During a media conference call just days after my August report, sponsored by the Department of Homeland Security U.S. Citizenship and Immigration Services (USCIS), both the Obama administration officials and the media were incurious and apparently unconcerned about the ongoing discrimination of non-Muslim minorities.

In fact, only one media outlet asked about the problem.

Coordinator:   Absolutely and as a reminder if you would like to ask a question you can press Star 1 on your phone and record your name when prompted. Our next question comes from Lauren Ashburn with EWTN. Your line is open.

Lauren Ashburn:   

Thank you very much and thank you for taking my call.

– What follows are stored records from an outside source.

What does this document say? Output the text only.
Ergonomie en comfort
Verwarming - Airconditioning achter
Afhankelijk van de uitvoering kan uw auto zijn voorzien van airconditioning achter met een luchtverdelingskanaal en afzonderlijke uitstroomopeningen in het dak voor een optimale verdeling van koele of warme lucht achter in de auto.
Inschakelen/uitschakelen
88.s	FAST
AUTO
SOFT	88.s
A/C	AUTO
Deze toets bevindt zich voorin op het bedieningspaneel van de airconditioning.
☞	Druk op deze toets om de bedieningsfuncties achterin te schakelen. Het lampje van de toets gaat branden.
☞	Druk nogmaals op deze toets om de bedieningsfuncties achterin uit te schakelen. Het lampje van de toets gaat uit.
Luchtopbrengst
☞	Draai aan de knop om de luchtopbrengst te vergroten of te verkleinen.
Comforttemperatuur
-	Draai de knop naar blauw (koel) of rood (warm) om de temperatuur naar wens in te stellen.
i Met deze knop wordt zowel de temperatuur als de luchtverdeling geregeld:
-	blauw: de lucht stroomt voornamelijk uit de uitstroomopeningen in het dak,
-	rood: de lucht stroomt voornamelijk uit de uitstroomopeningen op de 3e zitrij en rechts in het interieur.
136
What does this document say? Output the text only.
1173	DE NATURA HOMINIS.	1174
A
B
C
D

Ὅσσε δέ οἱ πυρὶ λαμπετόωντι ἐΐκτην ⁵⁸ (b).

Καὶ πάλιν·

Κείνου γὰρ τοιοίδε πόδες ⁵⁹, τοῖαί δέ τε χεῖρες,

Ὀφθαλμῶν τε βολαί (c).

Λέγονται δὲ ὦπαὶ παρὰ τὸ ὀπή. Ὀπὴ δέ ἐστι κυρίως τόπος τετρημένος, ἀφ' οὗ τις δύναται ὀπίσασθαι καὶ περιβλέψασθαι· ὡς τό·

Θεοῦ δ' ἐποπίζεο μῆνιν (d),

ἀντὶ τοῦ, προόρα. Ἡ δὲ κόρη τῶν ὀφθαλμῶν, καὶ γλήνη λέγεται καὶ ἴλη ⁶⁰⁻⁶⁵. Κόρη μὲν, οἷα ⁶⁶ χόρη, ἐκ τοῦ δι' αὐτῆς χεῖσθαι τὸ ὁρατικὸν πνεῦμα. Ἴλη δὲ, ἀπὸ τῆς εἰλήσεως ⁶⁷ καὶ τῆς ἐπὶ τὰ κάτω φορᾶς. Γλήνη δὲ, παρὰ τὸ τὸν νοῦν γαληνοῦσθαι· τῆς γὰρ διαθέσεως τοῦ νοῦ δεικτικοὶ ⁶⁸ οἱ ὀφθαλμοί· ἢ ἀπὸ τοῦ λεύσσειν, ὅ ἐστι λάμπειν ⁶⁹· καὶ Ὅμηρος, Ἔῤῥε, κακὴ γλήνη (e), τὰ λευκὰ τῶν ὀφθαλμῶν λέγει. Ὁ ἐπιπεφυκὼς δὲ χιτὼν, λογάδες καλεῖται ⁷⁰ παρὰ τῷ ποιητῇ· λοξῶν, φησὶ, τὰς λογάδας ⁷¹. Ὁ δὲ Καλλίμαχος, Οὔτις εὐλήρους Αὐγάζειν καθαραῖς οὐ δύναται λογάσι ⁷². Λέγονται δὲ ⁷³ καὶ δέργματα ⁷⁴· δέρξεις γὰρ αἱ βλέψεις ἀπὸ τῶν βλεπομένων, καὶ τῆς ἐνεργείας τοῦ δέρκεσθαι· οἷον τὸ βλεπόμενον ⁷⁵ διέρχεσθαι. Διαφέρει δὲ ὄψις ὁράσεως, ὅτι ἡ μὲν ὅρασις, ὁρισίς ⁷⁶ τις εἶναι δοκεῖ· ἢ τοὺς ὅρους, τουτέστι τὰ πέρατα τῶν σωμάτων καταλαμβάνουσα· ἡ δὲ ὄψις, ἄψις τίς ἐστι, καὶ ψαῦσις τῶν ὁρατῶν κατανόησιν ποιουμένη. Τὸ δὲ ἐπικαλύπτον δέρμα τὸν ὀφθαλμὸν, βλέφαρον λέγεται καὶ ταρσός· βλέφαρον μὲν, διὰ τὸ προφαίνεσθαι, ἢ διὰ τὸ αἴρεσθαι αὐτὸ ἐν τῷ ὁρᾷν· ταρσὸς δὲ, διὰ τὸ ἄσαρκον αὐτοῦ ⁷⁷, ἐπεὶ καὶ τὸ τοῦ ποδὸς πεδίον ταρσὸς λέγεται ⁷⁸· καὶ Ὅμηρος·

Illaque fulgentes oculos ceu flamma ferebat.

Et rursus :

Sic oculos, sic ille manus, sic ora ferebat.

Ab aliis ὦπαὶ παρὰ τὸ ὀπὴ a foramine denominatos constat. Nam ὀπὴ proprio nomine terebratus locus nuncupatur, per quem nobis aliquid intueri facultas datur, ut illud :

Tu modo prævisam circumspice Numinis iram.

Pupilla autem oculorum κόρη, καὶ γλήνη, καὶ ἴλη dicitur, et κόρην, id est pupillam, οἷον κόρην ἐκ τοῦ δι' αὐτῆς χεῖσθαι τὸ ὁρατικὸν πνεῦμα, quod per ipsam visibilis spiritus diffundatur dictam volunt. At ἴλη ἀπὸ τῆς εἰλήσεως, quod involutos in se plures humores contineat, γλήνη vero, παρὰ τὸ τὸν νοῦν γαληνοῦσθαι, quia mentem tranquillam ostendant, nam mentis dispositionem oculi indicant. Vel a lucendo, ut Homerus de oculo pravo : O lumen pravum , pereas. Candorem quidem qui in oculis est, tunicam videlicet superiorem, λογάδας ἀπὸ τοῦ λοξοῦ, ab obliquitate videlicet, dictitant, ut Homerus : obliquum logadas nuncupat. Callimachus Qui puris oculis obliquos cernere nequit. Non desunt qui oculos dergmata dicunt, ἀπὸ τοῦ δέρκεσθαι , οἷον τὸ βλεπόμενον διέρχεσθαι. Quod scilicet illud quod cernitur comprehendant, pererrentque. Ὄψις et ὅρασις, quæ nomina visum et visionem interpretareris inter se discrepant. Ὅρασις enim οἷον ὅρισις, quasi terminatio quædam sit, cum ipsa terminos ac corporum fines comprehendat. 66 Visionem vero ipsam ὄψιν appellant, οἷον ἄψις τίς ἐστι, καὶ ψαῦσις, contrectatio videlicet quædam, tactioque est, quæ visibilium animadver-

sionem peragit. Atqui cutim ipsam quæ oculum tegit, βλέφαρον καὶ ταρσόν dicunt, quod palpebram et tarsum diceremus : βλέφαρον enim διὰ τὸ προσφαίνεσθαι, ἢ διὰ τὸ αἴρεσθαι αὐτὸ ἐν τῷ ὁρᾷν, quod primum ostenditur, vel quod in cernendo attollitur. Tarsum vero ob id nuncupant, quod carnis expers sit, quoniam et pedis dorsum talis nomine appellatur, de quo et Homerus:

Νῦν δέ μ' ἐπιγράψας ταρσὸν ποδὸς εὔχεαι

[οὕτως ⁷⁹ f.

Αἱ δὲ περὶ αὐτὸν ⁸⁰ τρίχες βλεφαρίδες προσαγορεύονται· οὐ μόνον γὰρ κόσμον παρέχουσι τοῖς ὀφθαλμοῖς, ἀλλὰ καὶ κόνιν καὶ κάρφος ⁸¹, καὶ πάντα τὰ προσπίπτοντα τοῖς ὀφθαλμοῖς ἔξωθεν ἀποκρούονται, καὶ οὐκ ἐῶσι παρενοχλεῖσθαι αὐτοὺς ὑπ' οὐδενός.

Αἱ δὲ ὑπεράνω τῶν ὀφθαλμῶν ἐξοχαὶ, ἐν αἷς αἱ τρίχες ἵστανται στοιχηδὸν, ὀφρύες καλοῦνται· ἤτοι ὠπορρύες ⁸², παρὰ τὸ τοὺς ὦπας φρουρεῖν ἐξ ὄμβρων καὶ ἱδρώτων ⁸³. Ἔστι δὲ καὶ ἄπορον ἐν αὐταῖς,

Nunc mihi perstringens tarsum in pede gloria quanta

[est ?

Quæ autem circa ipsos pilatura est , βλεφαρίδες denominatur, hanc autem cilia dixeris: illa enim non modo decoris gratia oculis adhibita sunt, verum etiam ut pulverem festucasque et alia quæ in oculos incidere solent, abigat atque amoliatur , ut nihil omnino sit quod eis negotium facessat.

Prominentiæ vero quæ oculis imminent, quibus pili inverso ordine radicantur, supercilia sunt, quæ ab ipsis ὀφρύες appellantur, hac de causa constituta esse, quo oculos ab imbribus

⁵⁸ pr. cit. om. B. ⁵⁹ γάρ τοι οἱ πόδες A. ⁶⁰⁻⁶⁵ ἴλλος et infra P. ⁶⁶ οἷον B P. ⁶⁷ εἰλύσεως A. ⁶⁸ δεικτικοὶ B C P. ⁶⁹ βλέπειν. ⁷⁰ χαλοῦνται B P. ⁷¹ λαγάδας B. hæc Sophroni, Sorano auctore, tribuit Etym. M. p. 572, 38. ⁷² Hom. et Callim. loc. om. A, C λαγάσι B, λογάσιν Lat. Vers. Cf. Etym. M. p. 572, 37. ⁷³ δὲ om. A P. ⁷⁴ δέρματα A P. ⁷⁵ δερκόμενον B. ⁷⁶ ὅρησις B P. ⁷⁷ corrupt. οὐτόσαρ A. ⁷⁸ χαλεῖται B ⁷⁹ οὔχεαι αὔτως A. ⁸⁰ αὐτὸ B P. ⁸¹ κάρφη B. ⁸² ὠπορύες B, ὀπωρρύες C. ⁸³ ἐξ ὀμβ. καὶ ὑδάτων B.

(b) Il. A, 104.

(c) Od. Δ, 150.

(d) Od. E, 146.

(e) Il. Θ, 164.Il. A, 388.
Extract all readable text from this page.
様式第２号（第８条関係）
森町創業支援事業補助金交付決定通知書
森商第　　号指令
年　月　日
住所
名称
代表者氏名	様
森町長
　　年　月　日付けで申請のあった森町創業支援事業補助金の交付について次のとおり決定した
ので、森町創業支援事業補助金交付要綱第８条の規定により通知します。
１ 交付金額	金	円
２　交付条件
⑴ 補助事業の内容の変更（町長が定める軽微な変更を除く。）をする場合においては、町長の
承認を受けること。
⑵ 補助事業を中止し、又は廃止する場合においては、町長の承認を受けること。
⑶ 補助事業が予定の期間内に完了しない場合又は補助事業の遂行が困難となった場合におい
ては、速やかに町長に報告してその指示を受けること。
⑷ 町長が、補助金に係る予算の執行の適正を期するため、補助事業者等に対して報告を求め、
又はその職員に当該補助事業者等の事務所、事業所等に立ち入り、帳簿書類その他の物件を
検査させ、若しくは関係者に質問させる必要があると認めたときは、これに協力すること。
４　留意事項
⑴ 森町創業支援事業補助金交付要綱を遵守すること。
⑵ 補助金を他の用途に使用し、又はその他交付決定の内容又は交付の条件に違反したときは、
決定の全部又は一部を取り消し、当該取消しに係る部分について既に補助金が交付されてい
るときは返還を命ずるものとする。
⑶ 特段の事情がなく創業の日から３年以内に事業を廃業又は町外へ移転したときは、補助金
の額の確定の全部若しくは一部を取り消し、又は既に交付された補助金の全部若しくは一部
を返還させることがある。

The percentage of those Syrian refugees who have been let into the country – what percent are Muslims? Do you have that breakdown?

Anne Richard:     

Yes, most are Muslims over 99% are Muslims.

Lauren Ashburn:  

And then what percent are of religious (execution) are fleeing (because they) say religious persecution?

Anne Richard:   

I don’t have that breakdown for you.

And that was the entire substance of the discussion about why so few non-Muslim refugees were being admitted.

The USCIS-sponsored conference call was just days before the State Department released its annual international religious freedom report, which said that genocide was being carried out by the Islamic State against Christians, Shia and Yezidis.

This echoes statements by Obama administration officials this year, including the assessment by Secretary of State John Kerry back in March, where he said the attacks by the Islamic State against religious minorities constituted genocide:

“My purpose here today is to assert in my judgment, (ISIS) is responsible for genocide against groups in areas under its control including Yazidis, Christians and Shiite Muslims,” he said, during a news conference at the State Department.Kerry said that in 2014, ISIS trapped Yazidis, killed them, enslaved thousands of Yazidi women and girls, “selling them at auction, raping them at will and destroying the communities in which they had lived for countless generations,” executed Christians “solely for their faith” and also “forced Christian women and girls into slavery.”

“Without our intervention, it is clear that those people would have been slaughtered,” he said.

And yet Kerry’s statement was only made AFTER the House of Representatives unanimously passed House Concurrent Resolution 75 declaring that the Islamic State was engaged in genocide.